A report issued last night by CNBC stated that e-commerce giant Amazon recently rolled out an app, entitled Relay, that is geared towards truck drivers to better enable them to pick up and drop off packages at Amazon warehouses.
As for how Relay, which can be used on Apple and Android devices, works, the report said that truck drivers enter information into the app that allows them to check in with a QR code and get through a security gate and eschew typical manual processes for badging in, with some Amazon facilities having Relay lanes.The report explained that even though Relay’s focus may be viewed as narrow, it also serves as the first connection point between Amazon and potentially millions of truck drivers.What’s more, it is in line with Amazon’s many logistics coals in the fire, as it has been very active in expanding its own logistics network in the form of things like opening 20 regional sort centers and launching its own air network contracting with ATSG and Atlas Airlines. Other logistics-related efforts of note by Amazon include things like testing drone delivery of parcels, and building an Uber-like app for freight, among others.“The app addresses a large area of inefficiency in the supply chain, one that we expect will be of increasing focus among carriers/brokers/shippers as the December 2017 ELD mandate is implemented, but at the moment the app appears to stop short of offering full-fledged truck brokerage capabilities,” Robert W. Baird analyst Ben Hartford commented in a research note.The analyst also observed that the app’s focus on pick up and delivery is notable for two reasons.

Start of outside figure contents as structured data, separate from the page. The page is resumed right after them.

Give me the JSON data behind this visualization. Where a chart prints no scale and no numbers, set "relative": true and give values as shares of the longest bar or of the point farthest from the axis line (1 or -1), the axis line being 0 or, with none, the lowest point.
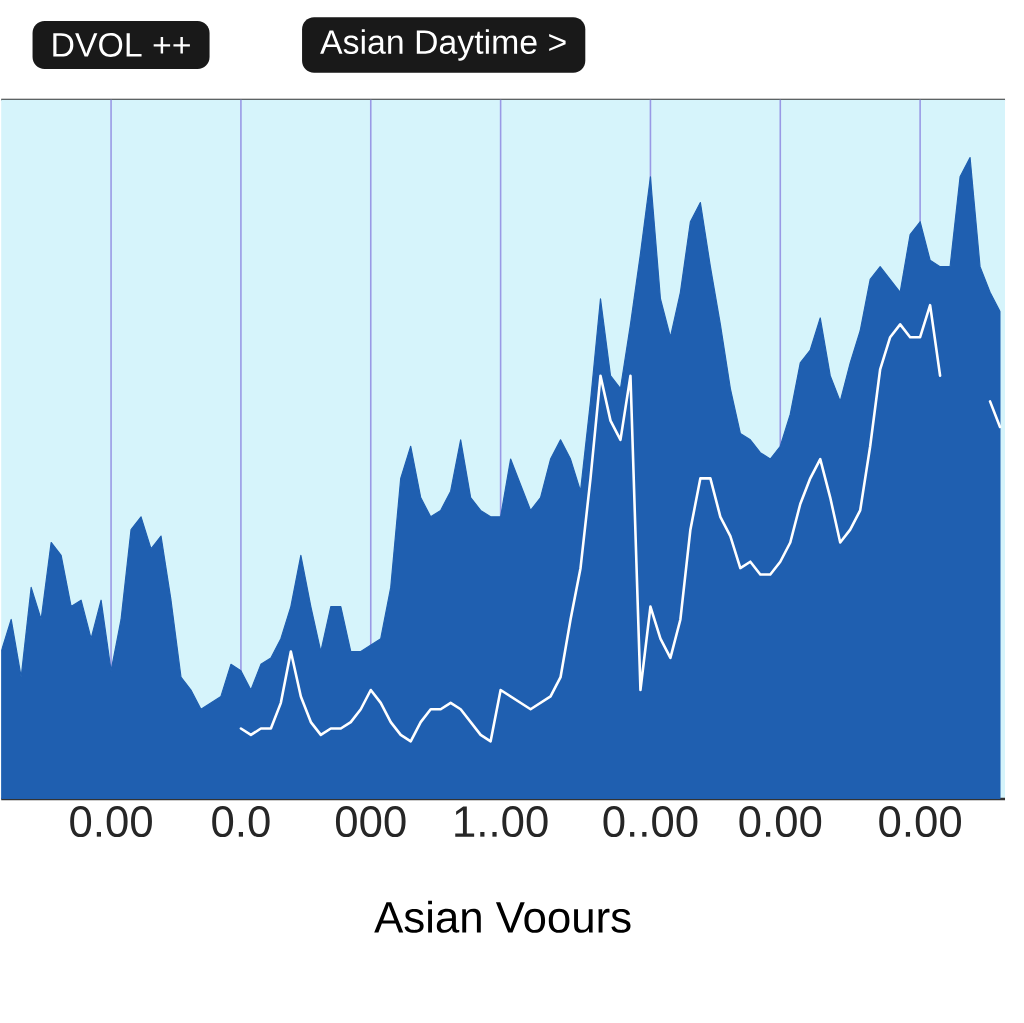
{
  "chart_data": {
    "type": "area",
    "relative": true,
    "xlabel": "Asian Voours",
    "annotations": [
      "DVOL ++",
      "Asian Daytime >"
    ],
    "categories": [
      null,
      null,
      null,
      null,
      null,
      null,
      null,
      null,
      null,
      null,
      null,
      "0.00",
      null,
      null,
      null,
      null,
      null,
      null,
      null,
      null,
      null,
      null,
      null,
      null,
      "0.0",
      null,
      null,
      null,
      null,
      null,
      null,
      null,
      null,
      null,
      null,
      null,
      null,
      "000",
      null,
      null,
      null,
      null,
      null,
      null,
      null,
      null,
      null,
      null,
      null,
      null,
      "1..00",
      null,
      null,
      null,
      null,
      null,
      null,
      null,
      null,
      null,
      null,
      null,
      null,
      null,
      null,
      "0..00",
      null,
      null,
      null,
      null,
      null,
      null,
      null,
      null,
      null,
      null,
      null,
      null,
      "0.00",
      null,
      null,
      null,
      null,
      null,
      null,
      null,
      null,
      null,
      null,
      null,
      null,
      null,
      "0.00",
      null,
      null,
      null,
      null,
      null,
      null,
      null,
      null
    ],
    "grid": "x",
    "series": [
      {
        "color": "#1f5fb0",
        "values": [
          0.23,
          0.28,
          0.19,
          0.33,
          0.28,
          0.4,
          0.38,
          0.3,
          0.31,
          0.25,
          0.31,
          0.2,
          0.28,
          0.42,
          0.44,
          0.39,
          0.41,
          0.31,
          0.19,
          0.17,
          0.14,
          0.15,
          0.16,
          0.21,
          0.2,
          0.17,
          0.21,
          0.22,
          0.25,
          0.3,
          0.38,
          0.3,
          0.23,
          0.3,
          0.3,
          0.23,
          0.23,
          0.24,
          0.25,
          0.33,
          0.5,
          0.55,
          0.47,
          0.44,
          0.45,
          0.48,
          0.56,
          0.47,
          0.45,
          0.44,
          0.44,
          0.53,
          0.49,
          0.45,
          0.47,
          0.53,
          0.56,
          0.53,
          0.48,
          0.62,
          0.78,
          0.66,
          0.64,
          0.74,
          0.85,
          0.97,
          0.78,
          0.72,
          0.79,
          0.9,
          0.93,
          0.83,
          0.74,
          0.64,
          0.57,
          0.56,
          0.54,
          0.53,
          0.55,
          0.6,
          0.68,
          0.7,
          0.75,
          0.66,
          0.62,
          0.68,
          0.73,
          0.81,
          0.83,
          0.81,
          0.79,
          0.88,
          0.9,
          0.84,
          0.83,
          0.83,
          0.97,
          1.0,
          0.83,
          0.79,
          0.76
        ]
      },
      {
        "type": "line",
        "color": "#ffffff",
        "values": [
          null,
          null,
          null,
          null,
          null,
          null,
          null,
          null,
          null,
          null,
          null,
          null,
          null,
          null,
          null,
          null,
          null,
          null,
          null,
          null,
          null,
          null,
          null,
          null,
          0.11,
          0.1,
          0.11,
          0.11,
          0.15,
          0.23,
          0.16,
          0.12,
          0.1,
          0.11,
          0.11,
          0.12,
          0.14,
          0.17,
          0.15,
          0.12,
          0.1,
          0.09,
          0.12,
          0.14,
          0.14,
          0.15,
          0.14,
          0.12,
          0.1,
          0.09,
          0.17,
          0.16,
          0.15,
          0.14,
          0.15,
          0.16,
          0.19,
          0.28,
          0.36,
          0.5,
          0.66,
          0.59,
          0.56,
          0.66,
          0.17,
          0.3,
          0.25,
          0.22,
          0.28,
          0.42,
          0.5,
          0.5,
          0.44,
          0.41,
          0.36,
          0.37,
          0.35,
          0.35,
          0.37,
          0.4,
          0.46,
          0.5,
          0.53,
          0.47,
          0.4,
          0.42,
          0.45,
          0.55,
          0.67,
          0.72,
          0.74,
          0.72,
          0.72,
          0.77,
          0.66,
          null,
          null,
          null,
          null,
          0.62,
          0.58
        ]
      }
    ]
  }
}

One being that this process is very inefficient in the supply chain and will be of increasing focus as the ELD mandate is implemented in December 2017 as carriers/brokers/shippers look for opportunities to maximize productivity within the window of a given driver’s hours-of-service availability and the second being that the app seemingly stops short of introducing broader “truck brokerage” capabilities, though such additional capabilities could be added to the application over time.The second part of Hartford’s analysis in that Relay does not include truck brokerage capabilities is telling in that in late 2016 Business Insider reported Amazon was at work on an app expected to be released in the summer of 2017, which was billed in the report as “Uber for trucking, that matches truck drivers with shippers looking to move freight, while also removing “the need for a third-party broker, which typically charges a commission of about 15% for doing the middleman work.”The article observed that this presents a major growth opportunity for Amazon with around 84 percent of freight spending allocated for trucking and worth $800 billion based on data from Convoy, a trucking startup. And given the sheer scale of Amazon’s customer base and global reach and density, the article said that Amazon has an advantage in that it does not require the traditional supply and demand needed for Uber for trucking, as it, instead, already has a large shipping network and growing package volume, making it less challenging for drivers to find a load match via the app.Around the time of this report, industry stakeholders told LM that Amazon getting into the brokerage side would not be viewed as surprising, because it makes sense, considering how Amazon has its own density and can leverage its own network, while also providing control over costs and visibility to costs and transactions.